Sophia Al-Maria and Lydia Ouhramane’s A Blessing and a Betrrayal. Photo: Thomas Gunnar Bagge

That might be the point artists Sophia Al-Maria and Lydia Ourahmane ironise over in A Blessing and A Betrayal (2024). Their stained-glass diptych reimagines the story of Esau and Jacob (Genesis 28) with an insurgent, almost blasphemous twist: medieval craftsmanship fused with AI-generated “scriptural” fragments, inscribed in gothic blackletter and mock marginalia. The authority of sacred text falls into algorithmic noise, laying bare a simple truth: myth, whether biblical, national, divine, or digital, is no longer a vessel of divine permanence but a site of unstable rewriting. Here the sacred machinery of English national myth-making quietly unravels under the gaze of two immigrants. I just couldn’t stop thinking about the genius of this work, when that same weekend I stumbled on Stuard’s book in London I randomly found myself in the midst of the UK’s biggest fascist protest since WWII. Interesting time to be alive. 

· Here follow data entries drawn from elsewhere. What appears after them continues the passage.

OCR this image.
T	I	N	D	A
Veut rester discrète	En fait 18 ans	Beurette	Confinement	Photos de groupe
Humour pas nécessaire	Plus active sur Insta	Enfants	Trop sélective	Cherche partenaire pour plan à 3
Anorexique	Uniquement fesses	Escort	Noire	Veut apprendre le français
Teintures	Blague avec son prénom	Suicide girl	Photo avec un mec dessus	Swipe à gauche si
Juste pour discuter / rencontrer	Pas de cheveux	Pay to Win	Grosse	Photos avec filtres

I guess belated artists’ engagement with medieval imagery reads less as retrospective longing than as a reckoning with the logics of our contemporary tech lord-dom. The “reenchantment of the world” that philosopher Byung-Chul Han yarns for, might then find resonance in culturally informed and localized rites and rituals rather than exported neocolonized spiritualities. Pre-patriarchal rites, pagan traditions, and traces of medieval mysticism become in this context instruments for critical excavation. 

One must keep in mind though, that this very act of “enchanting recovery” of old collective memory would be vain without a systematic surveying and meticulous dismantling of what has hardened it into hegemony, codification, and violence. Only through this dual movement can anything genuine be preserved, can anything be reclaimed.

References:


Han, Byung-Chul. The Disappearance of Rituals: A Topology of the Present. Polity Press, 2020.

Hui, Yuk. The Question Concerning Technology in China: An Essay in Cosmotechnics. Urbanomic, 2016.

O’Gieblyn, Meghan. God, Human, Animal, Machine: Technology, Metaphor, and the Search for Meaning. Pantheon Books, 2023.

Stuard, Susan Mosher, ed. Women in Medieval Society. University of Pennsylvania Press, 1976.